WHAT KIND OF CONTINGENCY PLANS EXACTLY?

Even beyond this, the idea that agencies should now make
contingency plans because they already know they won't make the
deadline is seriously suspect. It implies that contingency plans
will somehow replace the need for computers. Unfortunately, this
isn't the case. Having a plan to hand-write 80 million Medicare
checks a month doesn't mean you can pull it off. It just means
you have a worthless "contingency plan." When the Medicare
computers go down, the value of this plan will become obvious.

Remember that only a handful of people on the planet actually
have experience in developing and implementing contingency plans
during computer failures, and those people are primarily working
at the high-paying private sector jobs. Most folks in the
government don't have the experience they need to truly
understand how to operate their offices without computers. This
becomes obvious when you hear suggestions of hand-writing the
checks normally printed by computer. Even if you had the army of
check-writing people ready to roll, how would you access the
database that tells you how much to write and who to mail it to?
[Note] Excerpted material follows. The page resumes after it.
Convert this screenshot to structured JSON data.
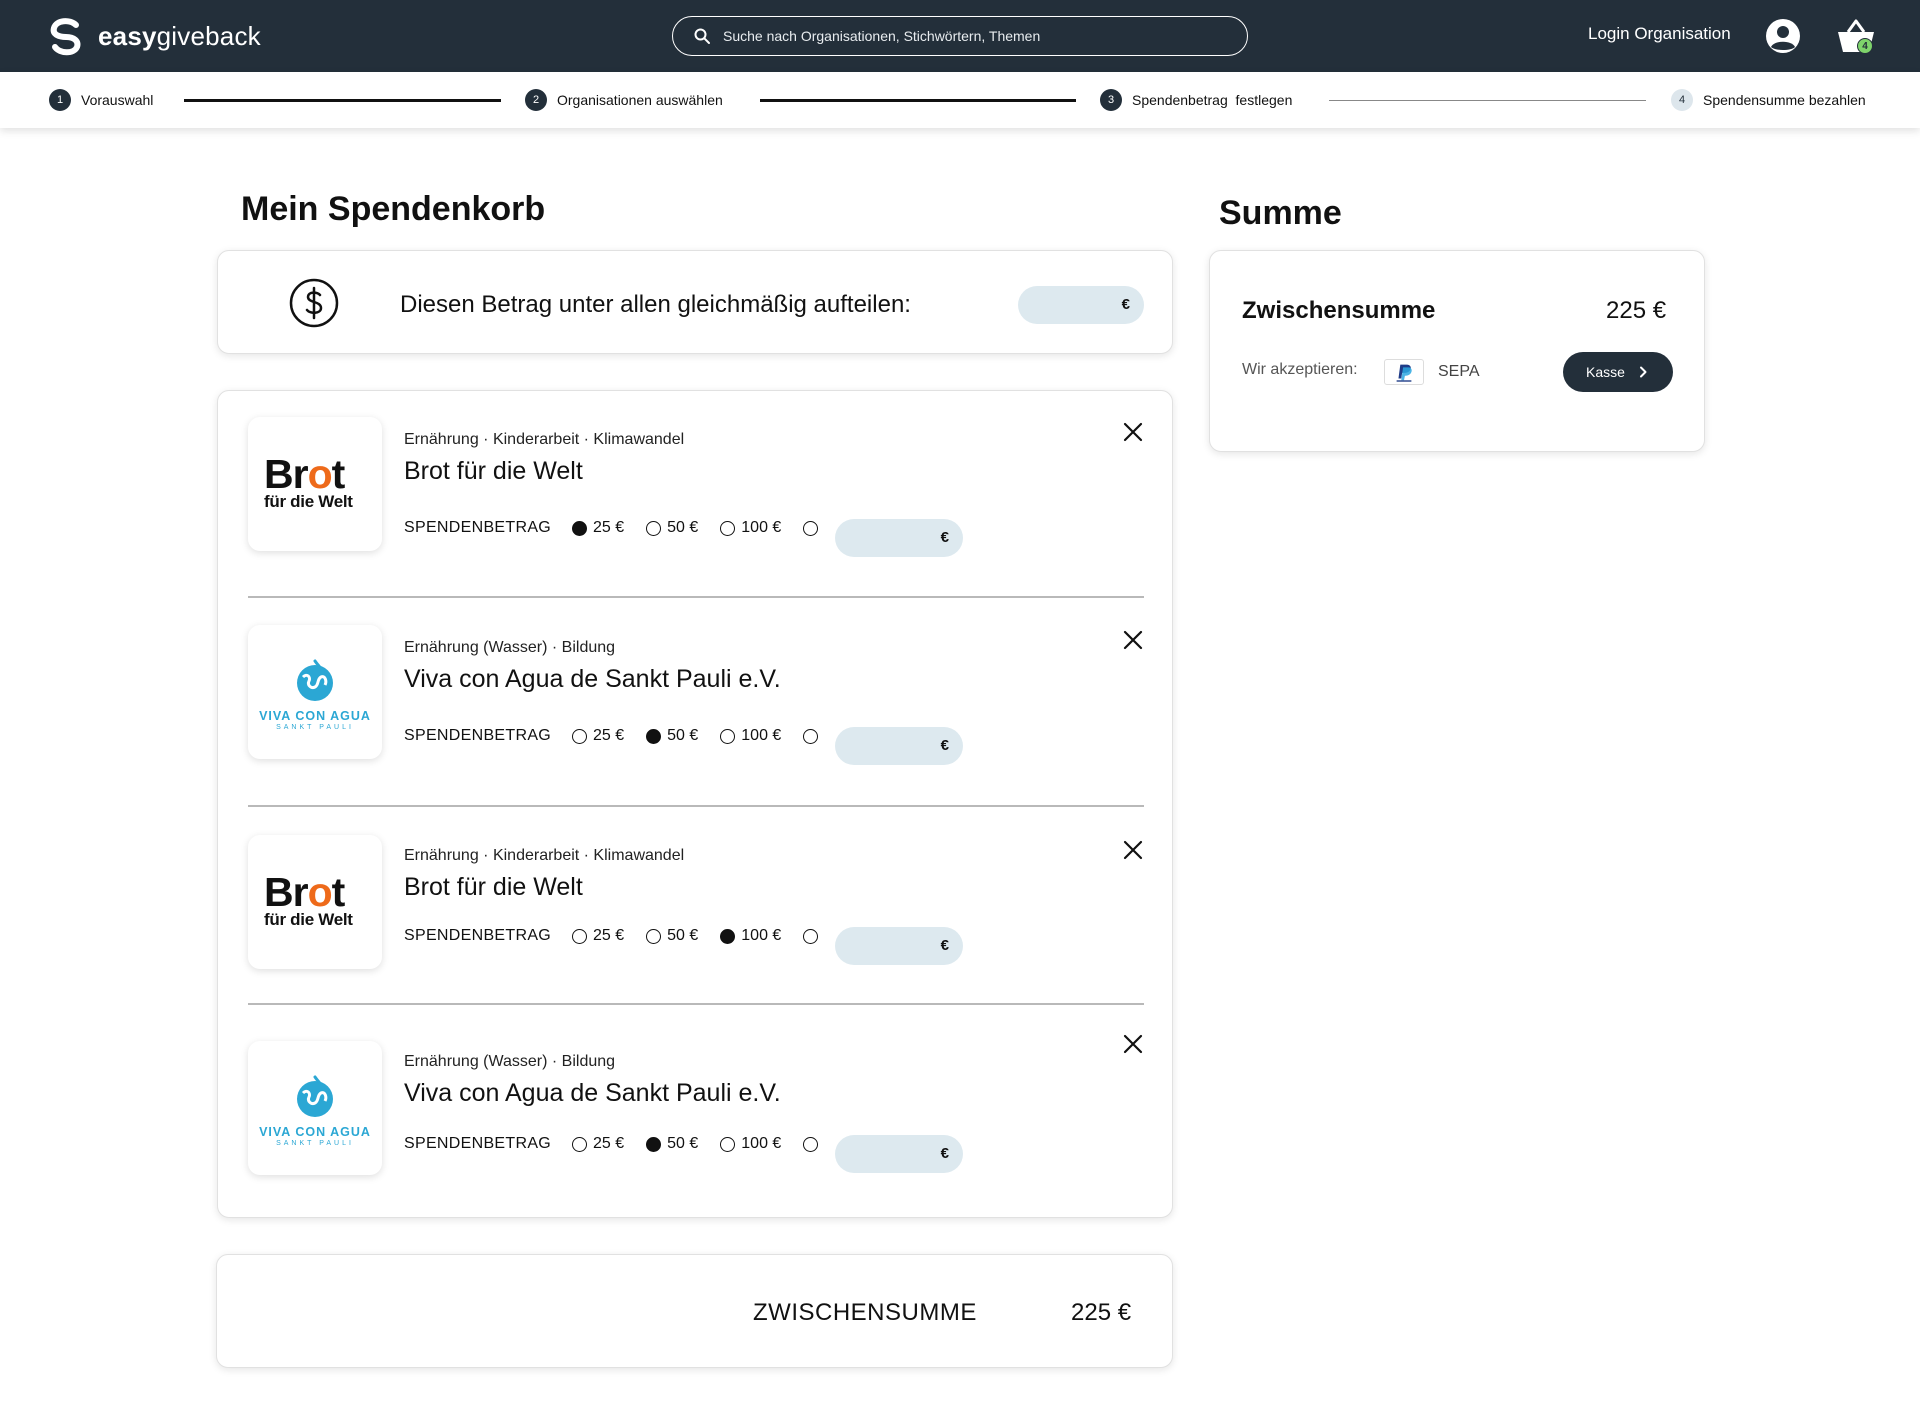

Even if you could somehow access the data, and assuming each
person can hand-write 1000 checks a day, you'd need an army of
4000 people hand-writing checks full-time just to cover Medicare.
Multiply this by every state and federal agency that needs to
write checks and you end up with three groups in society: 1/3 of
the people writing the checks, 1/3 receiving the checks, and 1/3
funding the checks through sky-high taxes. A Socialists dream
come true!

Yet this is precisely the "contingency plan" now being dreamed
up by more federal agencies than you'd care to know about. Or
there's another contingency plan angle that sounds just as bad:
we'll simply re-print the checks from December of 1999!
Nobody is suggesting the *real* contingency plan that needs to
be considered: the permanent shutting down of several government
services. Start with the IRS and work your way down the list. We
don't need an IRS to fund the government, we can get along much
better with a simpler tax system (like the flat tax or the
national sales tax). We wonder what contingency plans the IRS
will put in place. If their computers don't work, will they just
randomly generate tax bills and mail them out? Most of us
probably couldn't tell the difference, frankly.

We haven't heard much from the IRS on the Y2K issue, except for
a bizarre announcement a few weeks back claiming they had
finished all their repairs and were beginning testing. (Huh?)
Since then, silence. Ex-IRS programmers generally agree the IRS
computers have a near-zero chance of being compliant on time.
With barely a year remaining, Congress had better start
considering an alternate way to fund the federal government.